No one back home was saying that when Mailata checked in with them after the San Francisco game.
“Really, I just spoke to my family and my closest friends,” Mailata said. “They’re really excited, really happy. Thankfully, because we played Sunday Night Football, they were able to watch the game at, like, 11 a.m., so they didn’t have to wake up at the crack of dawn to watch me play. They were pretty stoked, pretty excited.”
After that game, Mailata was asked about stepping in for nine-time Pro Bowl left tackle Jason Peters, who is sidelined indefinitely with a toe injury at age 38. Mailata gave a memorable quote, as he tends to do. He said he didn’t want to fill someone’s else’s boots, he wanted to “make my own boots.” And he wanted to be known as a football player, not as a former rugby player.

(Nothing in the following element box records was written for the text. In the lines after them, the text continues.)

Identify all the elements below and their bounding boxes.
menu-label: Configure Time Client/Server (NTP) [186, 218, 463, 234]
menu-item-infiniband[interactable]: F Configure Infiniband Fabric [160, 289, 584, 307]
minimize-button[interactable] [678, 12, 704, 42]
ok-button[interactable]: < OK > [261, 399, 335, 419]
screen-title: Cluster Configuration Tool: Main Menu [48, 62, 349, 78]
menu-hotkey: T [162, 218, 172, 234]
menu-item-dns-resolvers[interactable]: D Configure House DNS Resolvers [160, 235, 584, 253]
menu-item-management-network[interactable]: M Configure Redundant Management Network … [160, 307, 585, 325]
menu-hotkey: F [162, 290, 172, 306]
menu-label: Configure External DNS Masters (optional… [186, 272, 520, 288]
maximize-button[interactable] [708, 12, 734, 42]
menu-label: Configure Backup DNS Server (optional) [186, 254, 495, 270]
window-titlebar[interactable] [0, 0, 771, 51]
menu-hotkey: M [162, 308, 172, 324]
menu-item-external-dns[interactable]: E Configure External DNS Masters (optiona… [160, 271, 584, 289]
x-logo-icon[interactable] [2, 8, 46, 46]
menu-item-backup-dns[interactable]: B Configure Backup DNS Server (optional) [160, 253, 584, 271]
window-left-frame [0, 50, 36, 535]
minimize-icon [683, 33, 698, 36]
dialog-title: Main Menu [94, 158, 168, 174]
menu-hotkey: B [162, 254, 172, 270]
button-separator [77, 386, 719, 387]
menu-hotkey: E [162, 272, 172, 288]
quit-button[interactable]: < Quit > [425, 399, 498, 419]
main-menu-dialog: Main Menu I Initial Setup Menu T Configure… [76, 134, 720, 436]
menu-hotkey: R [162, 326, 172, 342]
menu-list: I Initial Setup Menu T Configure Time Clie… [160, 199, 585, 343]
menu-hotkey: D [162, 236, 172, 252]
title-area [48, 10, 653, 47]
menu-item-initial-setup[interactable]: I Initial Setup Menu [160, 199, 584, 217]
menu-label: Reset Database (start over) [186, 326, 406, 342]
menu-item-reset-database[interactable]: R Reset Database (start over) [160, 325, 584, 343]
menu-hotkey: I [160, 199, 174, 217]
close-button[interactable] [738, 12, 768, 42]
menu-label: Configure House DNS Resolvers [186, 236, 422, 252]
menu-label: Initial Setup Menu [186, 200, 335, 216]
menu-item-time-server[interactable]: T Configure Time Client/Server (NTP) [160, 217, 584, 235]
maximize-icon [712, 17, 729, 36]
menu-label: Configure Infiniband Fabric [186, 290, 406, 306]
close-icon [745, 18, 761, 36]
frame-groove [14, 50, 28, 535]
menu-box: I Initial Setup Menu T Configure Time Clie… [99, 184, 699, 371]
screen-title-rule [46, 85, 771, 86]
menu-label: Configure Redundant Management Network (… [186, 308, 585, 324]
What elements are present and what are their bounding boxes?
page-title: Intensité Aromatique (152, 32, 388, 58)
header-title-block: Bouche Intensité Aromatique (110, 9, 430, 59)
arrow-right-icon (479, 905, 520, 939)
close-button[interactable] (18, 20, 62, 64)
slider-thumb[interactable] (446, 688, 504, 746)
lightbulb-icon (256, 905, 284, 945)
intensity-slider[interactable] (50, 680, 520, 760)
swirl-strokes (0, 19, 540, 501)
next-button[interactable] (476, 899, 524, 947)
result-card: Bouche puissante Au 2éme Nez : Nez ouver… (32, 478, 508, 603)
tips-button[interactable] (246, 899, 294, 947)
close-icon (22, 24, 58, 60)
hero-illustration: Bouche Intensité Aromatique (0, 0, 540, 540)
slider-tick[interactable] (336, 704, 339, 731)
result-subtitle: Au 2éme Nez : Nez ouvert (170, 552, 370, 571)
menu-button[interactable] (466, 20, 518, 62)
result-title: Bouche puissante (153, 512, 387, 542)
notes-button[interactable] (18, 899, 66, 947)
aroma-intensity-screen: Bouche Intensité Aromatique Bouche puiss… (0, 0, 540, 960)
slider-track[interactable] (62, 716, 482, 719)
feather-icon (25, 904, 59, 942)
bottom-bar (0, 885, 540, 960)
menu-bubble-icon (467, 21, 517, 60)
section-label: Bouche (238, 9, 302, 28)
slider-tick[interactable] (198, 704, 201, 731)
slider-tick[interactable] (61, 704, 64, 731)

Thursday, he offered some detail.
“It’s just an identity thing for me. Being labeled as the guy who played rugby, even using that as an excuse for giving up a sack or having a missed assignment – I’d rather have a missed assignment because I don’t know the play, I don’t want to miss the assignment because I was a rugby player,” he said. “Trying to be my own person in this sport, and not trying to rely on someone else’s past, or even my past.”
When he spoke to reporters after the game, Mailata gave special notice to Ostman, whose work in practice made him better, he said.
When he started out here, Mailata was a 6-foot-8, 346-pound athlete with good feet and huge hands, who had no frame of reference for what he was attempting to do. He recalled meeting Eagles offensive line coach Jeff Stoutland, at that IMG camp.
“I was like, ‘Wow this guy is really, like, aggressive, and why is he shouting at me, man? C’mon I just got here to America, stop shouting at me.’
“My relationship with ‘Stout’ now, man – that’s my guy. … I’m able to just tell him how I really feel, and he listens.”
Mailata had a simple explanation for why he didn’t look good early in camp this year – he hadn’t practiced in nearly a year, after going on IR so early in the 2019 season.
“Really I was just trying to knock off the rust. … Once I got it going and once I realized the groove, and I remembered everything of what I had to do to be sound in my technique, I felt like the dominoes fell in place,” he said.
Part of the reason why Mailata had faded in the minds of fans was that the team drafted left tackle Andre Dillard in the first round in 2019. Up to that point, Mailata was being groomed as Peters’ successor. Had Dillard not suffered a season-ending biceps tear in August, Mailata might still be looking for his chance.
“When Dillard went down. That’s when I had to really pick up my game, because I felt like they had to rely on me. And that’s when I started to sharpen the tools,” he said. ” I always told myself that if my number was called, I’d be ready. And that’s basically what happened.”